2018-07-05 Thread Vlad Buslov
Currently, all netlink protocol handlers for updating rules, actions and
qdiscs are protected with single global rtnl lock which removes any
possibility for parallelism. This patch set is a first step to remove
rtnl lock dependency from TC rules update path.

Recently, new rtnl registration flag RTNL_FLAG_DOIT_UNLOCKED was added.
Handlers registered with this flag are called without RTNL taken. End
goal is to have rule update handlers(RTM_NEWTFILTER, RTM_DELTFILTER,
etc.) to be registered with UNLOCKED flag to allow parallel execution.
However, there is no intention to completely remove or split rtnl lock
itself. This patch set addresses specific problems in action API that
prevents it from being executed concurrently. This patch set does not
completely unlock rules or actions update path. Additional patch sets
are required to refactor individual actions and filters update for
parallel execution.

As a preparation for executing TC rules update handlers without rtnl
lock, action API code was audited to determine areas that assume
external synchronization with rtnl lock and must be changed to allow
safe concurrent access with following results:

1. Action idr is already protected with spinlock. However, some code
   paths assume that idr state is not changes between several
   consecutive tcf_idr_* function calls.
2. tc_action reference and bind counters are implemented as plain
   integers. They purpose was to allow single actions to be shared
   between multiple filters, not to provide means for concurrent
   modification.
3. tc_action 'cookie' pointer field is not protected against
   modification.
4. Action API functions, that work with set of actions, use intrusive
   linked list, which cannot be used concurrently without additional
   synchronization.
5. Action API functions don't take reference to actions while using
   them, assuming external synchronization with rtnl lock.

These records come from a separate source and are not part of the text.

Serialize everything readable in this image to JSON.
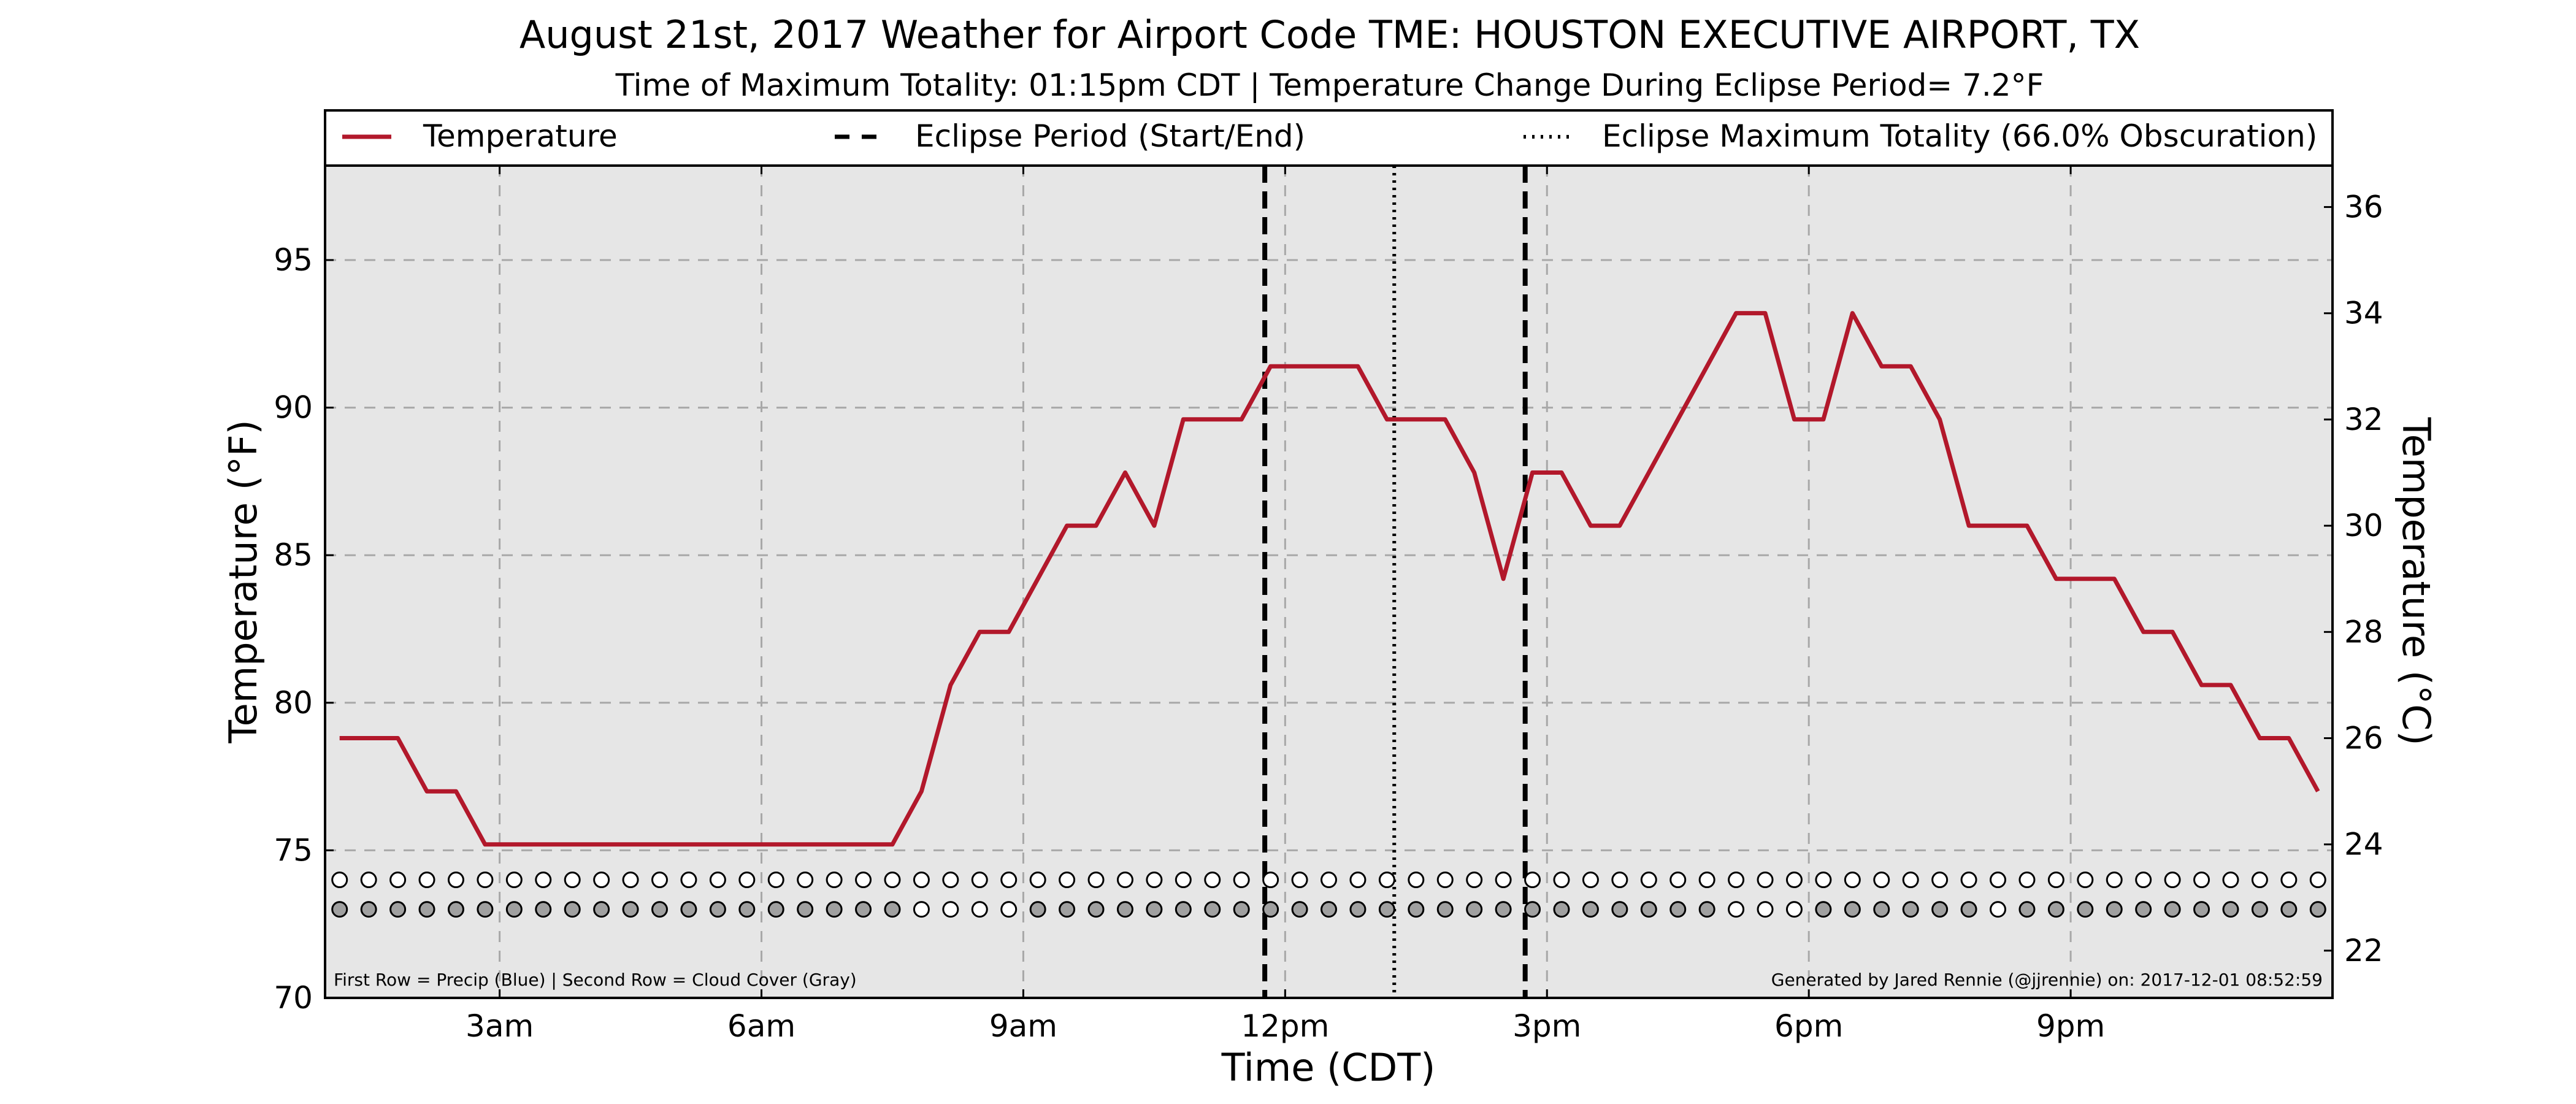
{
  "chart_data": {
    "type": "line",
    "title": "August 21st, 2017 Weather for Airport Code TME: HOUSTON EXECUTIVE AIRPORT, TX",
    "subtitle": "Time of Maximum Totality: 01:15pm CDT | Temperature Change During Eclipse Period= 7.2°F",
    "xlabel": "Time (CDT)",
    "ylabel": "Temperature (°F)",
    "ylabel_right": "Temperature (°C)",
    "xlim": [
      "01:00",
      "24:00"
    ],
    "ylim": [
      70,
      98.2
    ],
    "ylim_right": [
      21.11,
      36.78
    ],
    "x_ticks": [
      {
        "time": "03:00",
        "label": "3am"
      },
      {
        "time": "06:00",
        "label": "6am"
      },
      {
        "time": "09:00",
        "label": "9am"
      },
      {
        "time": "12:00",
        "label": "12pm"
      },
      {
        "time": "15:00",
        "label": "3pm"
      },
      {
        "time": "18:00",
        "label": "6pm"
      },
      {
        "time": "21:00",
        "label": "9pm"
      }
    ],
    "y_ticks": [
      70,
      75,
      80,
      85,
      90,
      95
    ],
    "y_ticks_right": [
      22,
      24,
      26,
      28,
      30,
      32,
      34,
      36
    ],
    "grid": true,
    "legend": {
      "placement": "top",
      "entries": [
        {
          "label": "Temperature",
          "style": "solid",
          "color": "#b2182b"
        },
        {
          "label": "Eclipse Period (Start/End)",
          "style": "dashed",
          "color": "#000000"
        },
        {
          "label": "Eclipse Maximum Totality (66.0% Obscuration)",
          "style": "dotted",
          "color": "#000000"
        }
      ]
    },
    "eclipse": {
      "start": "11:46",
      "max": "13:15",
      "end": "14:45"
    },
    "series": [
      {
        "name": "Temperature",
        "color": "#b2182b",
        "points": [
          [
            "01:10",
            78.8
          ],
          [
            "01:30",
            78.8
          ],
          [
            "01:50",
            78.8
          ],
          [
            "02:10",
            77.0
          ],
          [
            "02:30",
            77.0
          ],
          [
            "02:50",
            75.2
          ],
          [
            "03:10",
            75.2
          ],
          [
            "03:30",
            75.2
          ],
          [
            "03:50",
            75.2
          ],
          [
            "04:10",
            75.2
          ],
          [
            "04:30",
            75.2
          ],
          [
            "04:50",
            75.2
          ],
          [
            "05:10",
            75.2
          ],
          [
            "05:30",
            75.2
          ],
          [
            "05:50",
            75.2
          ],
          [
            "06:10",
            75.2
          ],
          [
            "06:30",
            75.2
          ],
          [
            "06:50",
            75.2
          ],
          [
            "07:10",
            75.2
          ],
          [
            "07:30",
            75.2
          ],
          [
            "07:50",
            77.0
          ],
          [
            "08:10",
            80.6
          ],
          [
            "08:30",
            82.4
          ],
          [
            "08:50",
            82.4
          ],
          [
            "09:10",
            84.2
          ],
          [
            "09:30",
            86.0
          ],
          [
            "09:50",
            86.0
          ],
          [
            "10:10",
            87.8
          ],
          [
            "10:30",
            86.0
          ],
          [
            "10:50",
            89.6
          ],
          [
            "11:10",
            89.6
          ],
          [
            "11:30",
            89.6
          ],
          [
            "11:50",
            91.4
          ],
          [
            "12:10",
            91.4
          ],
          [
            "12:30",
            91.4
          ],
          [
            "12:50",
            91.4
          ],
          [
            "13:10",
            89.6
          ],
          [
            "13:30",
            89.6
          ],
          [
            "13:50",
            89.6
          ],
          [
            "14:10",
            87.8
          ],
          [
            "14:30",
            84.2
          ],
          [
            "14:50",
            87.8
          ],
          [
            "15:10",
            87.8
          ],
          [
            "15:30",
            86.0
          ],
          [
            "15:50",
            86.0
          ],
          [
            "16:10",
            87.8
          ],
          [
            "16:30",
            89.6
          ],
          [
            "16:50",
            91.4
          ],
          [
            "17:10",
            93.2
          ],
          [
            "17:30",
            93.2
          ],
          [
            "17:50",
            89.6
          ],
          [
            "18:10",
            89.6
          ],
          [
            "18:30",
            93.2
          ],
          [
            "18:50",
            91.4
          ],
          [
            "19:10",
            91.4
          ],
          [
            "19:30",
            89.6
          ],
          [
            "19:50",
            86.0
          ],
          [
            "20:10",
            86.0
          ],
          [
            "20:30",
            86.0
          ],
          [
            "20:50",
            84.2
          ],
          [
            "21:10",
            84.2
          ],
          [
            "21:30",
            84.2
          ],
          [
            "21:50",
            82.4
          ],
          [
            "22:10",
            82.4
          ],
          [
            "22:30",
            80.6
          ],
          [
            "22:50",
            80.6
          ],
          [
            "23:10",
            78.8
          ],
          [
            "23:30",
            78.8
          ],
          [
            "23:50",
            77.0
          ]
        ]
      }
    ],
    "indicator_rows": {
      "precip": {
        "y": 74.0,
        "fill": "#ffffff",
        "times_start": "01:10",
        "times_step_minutes": 20,
        "count": 69
      },
      "cloud_cover": {
        "y": 73.0,
        "filled_color": "#a0a0a0",
        "empty_color": "#ffffff",
        "times_start": "01:10",
        "times_step_minutes": 20,
        "filled": [
          1,
          1,
          1,
          1,
          1,
          1,
          1,
          1,
          1,
          1,
          1,
          1,
          1,
          1,
          1,
          1,
          1,
          1,
          1,
          1,
          0,
          0,
          0,
          0,
          1,
          1,
          1,
          1,
          1,
          1,
          1,
          1,
          1,
          1,
          1,
          1,
          1,
          1,
          1,
          1,
          1,
          1,
          1,
          1,
          1,
          1,
          1,
          1,
          0,
          0,
          0,
          1,
          1,
          1,
          1,
          1,
          1,
          0,
          1,
          1,
          1,
          1,
          1,
          1,
          1,
          1,
          1,
          1,
          1
        ]
      }
    },
    "annotations": {
      "bottom_left": "First Row = Precip (Blue) | Second Row = Cloud Cover (Gray)",
      "bottom_right": "Generated by Jared Rennie (@jjrennie) on: 2017-12-01 08:52:59"
    }
  }
}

Following solutions to these problems are implemented:

1. To remove assumption that idr state doesn't change between tcf_idr_*
   calls, implement new functions that atomically perform several
   operations on idr without releasing idr spinlock. (function to
   atomically lookup and delete action by index, function to atomically
   check if action exists and allocate new one if necessary, etc.)
2. Use atomic operations on counters to make them suitable for
   concurrent get/put operations.
3. Data that 'cookie' points to is never modified, so it enough to
   refactor it to rcu pointer to prevent concurrent de-allocation.
4. Action API doesn't actually use any linked list specific operations
   on actions intrusive linked list, so it can be refactored to array in
   straightforward manner.
5. Always take reference to action while accessing it in action API.
   tcf_idr_search function modified to take reference to action before
   returning it, so there is no way to lookup an action without
   incrementing its reference counter. All users of this function are
   modified to release the reference, after they done using action. With
   all users using reference counting, it is now safe to concurrently
   delete actions.

Additionally, actions init function signature was expanded with
'rtnl_held' argument, that allows actions that have internal dependency
on rtnl lock to take/release it when necessary.

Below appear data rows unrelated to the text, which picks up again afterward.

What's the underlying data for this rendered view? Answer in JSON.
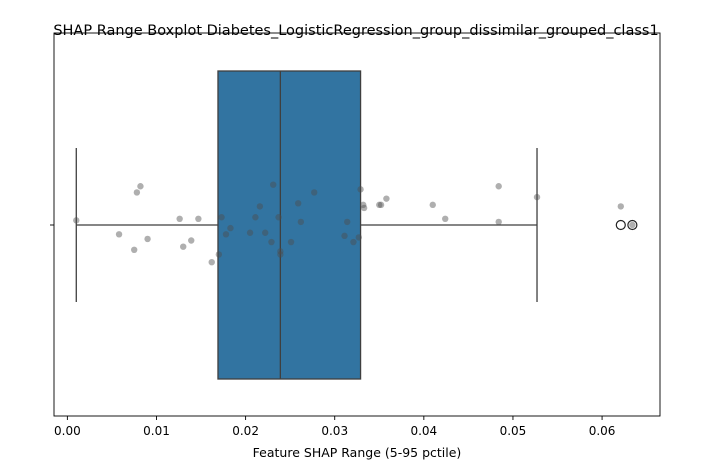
{
  "chart_data": {
    "type": "boxplot",
    "orientation": "horizontal",
    "title": "SHAP Range Boxplot Diabetes_LogisticRegression_group_dissimilar_grouped_class1",
    "xlabel": "Feature SHAP Range (5-95 pctile)",
    "ylabel": "",
    "xlim": [
      -0.0015,
      0.0665
    ],
    "x_ticks": [
      0.0,
      0.01,
      0.02,
      0.03,
      0.04,
      0.05,
      0.06
    ],
    "x_tick_labels": [
      "0.00",
      "0.01",
      "0.02",
      "0.03",
      "0.04",
      "0.05",
      "0.06"
    ],
    "y_tick_labels": [
      ""
    ],
    "grid": false,
    "colors": {
      "box_fill": "#3274a1",
      "box_edge": "#3f3f3f",
      "points": "#4d4d4d",
      "points_alpha": 0.45
    },
    "box": {
      "min_whisker": 0.001,
      "q1": 0.0169,
      "median": 0.0239,
      "q3": 0.0329,
      "max_whisker": 0.0527,
      "outliers": [
        0.0621,
        0.0634
      ]
    },
    "points": [
      {
        "x": 0.001,
        "jitter": 0.03
      },
      {
        "x": 0.0058,
        "jitter": -0.06
      },
      {
        "x": 0.0075,
        "jitter": -0.16
      },
      {
        "x": 0.0078,
        "jitter": 0.21
      },
      {
        "x": 0.0082,
        "jitter": 0.25
      },
      {
        "x": 0.009,
        "jitter": -0.09
      },
      {
        "x": 0.0126,
        "jitter": 0.04
      },
      {
        "x": 0.013,
        "jitter": -0.14
      },
      {
        "x": 0.0139,
        "jitter": -0.1
      },
      {
        "x": 0.0147,
        "jitter": 0.04
      },
      {
        "x": 0.0162,
        "jitter": -0.24
      },
      {
        "x": 0.017,
        "jitter": -0.19
      },
      {
        "x": 0.0173,
        "jitter": 0.05
      },
      {
        "x": 0.0178,
        "jitter": -0.06
      },
      {
        "x": 0.0183,
        "jitter": -0.02
      },
      {
        "x": 0.0205,
        "jitter": -0.05
      },
      {
        "x": 0.0211,
        "jitter": 0.05
      },
      {
        "x": 0.0216,
        "jitter": 0.12
      },
      {
        "x": 0.0222,
        "jitter": -0.05
      },
      {
        "x": 0.0229,
        "jitter": -0.11
      },
      {
        "x": 0.0231,
        "jitter": 0.26
      },
      {
        "x": 0.0237,
        "jitter": 0.05
      },
      {
        "x": 0.0239,
        "jitter": -0.17
      },
      {
        "x": 0.0239,
        "jitter": -0.19
      },
      {
        "x": 0.0251,
        "jitter": -0.11
      },
      {
        "x": 0.0259,
        "jitter": 0.14
      },
      {
        "x": 0.0262,
        "jitter": 0.02
      },
      {
        "x": 0.0277,
        "jitter": 0.21
      },
      {
        "x": 0.0311,
        "jitter": -0.07
      },
      {
        "x": 0.0314,
        "jitter": 0.02
      },
      {
        "x": 0.0321,
        "jitter": -0.11
      },
      {
        "x": 0.0327,
        "jitter": -0.08
      },
      {
        "x": 0.0329,
        "jitter": 0.23
      },
      {
        "x": 0.0332,
        "jitter": 0.13
      },
      {
        "x": 0.0333,
        "jitter": 0.11
      },
      {
        "x": 0.035,
        "jitter": 0.13
      },
      {
        "x": 0.0352,
        "jitter": 0.13
      },
      {
        "x": 0.0358,
        "jitter": 0.17
      },
      {
        "x": 0.041,
        "jitter": 0.13
      },
      {
        "x": 0.0424,
        "jitter": 0.04
      },
      {
        "x": 0.0484,
        "jitter": 0.25
      },
      {
        "x": 0.0484,
        "jitter": 0.02
      },
      {
        "x": 0.0527,
        "jitter": 0.18
      },
      {
        "x": 0.0621,
        "jitter": 0.12
      },
      {
        "x": 0.0634,
        "jitter": 0.0
      }
    ]
  }
}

Since only shared state in action API module are actions themselves and
action idr, these changes are sufficient to not to rely on global rtnl
lock for protection of internal action API data structures.

Changes from V5 to V6:
- Rebase on current net-next
- When action is deleted, set pointer in actions array to NULL to
  prevent double freeing.

Changes from V4 to V5:
- Change action delete API to track actions that were deleted, to
  prevent releasing them on error.

Changes from V3 to V4:
- Expand cover letter.
- Reduce actions array size in tcf_action_init_1.
- Rebase on latest net-next.

Changes from V2 to V3:
- Re-send with changelog copied to individual patches.

Changes from V1 to V2:
- Removed redundant actions ops lookup during delete.
- Merge action ops delete definition and implementation.
- Assume all actions have delete implemented and don't check for it
  explicitly.
- Resplit action lookup/release code to prevent memory leaks in
  individual patches.
- Make __tcf_idr_check function static
- Remove unique idr insertion function. Change original idr insert to do
  the same thing.
- Merge changes that take reference to action when performing lookup and
  changes that account for this additional reference when dumping action
  to user space into single patch.
- Change convoluted commit message.
- Rename "unlocked" to "rtnl_held" for clarity.
- Remove estimator lock add patch.
- Refactor action check-alloc code into standalone function.
- Rename tcf_idr_find_delete to tcf_idr_delete_index.
- Rearrange variable definitions in tc_action_delete.
- Add patch that refactors action API code to use array of pointers to
  actions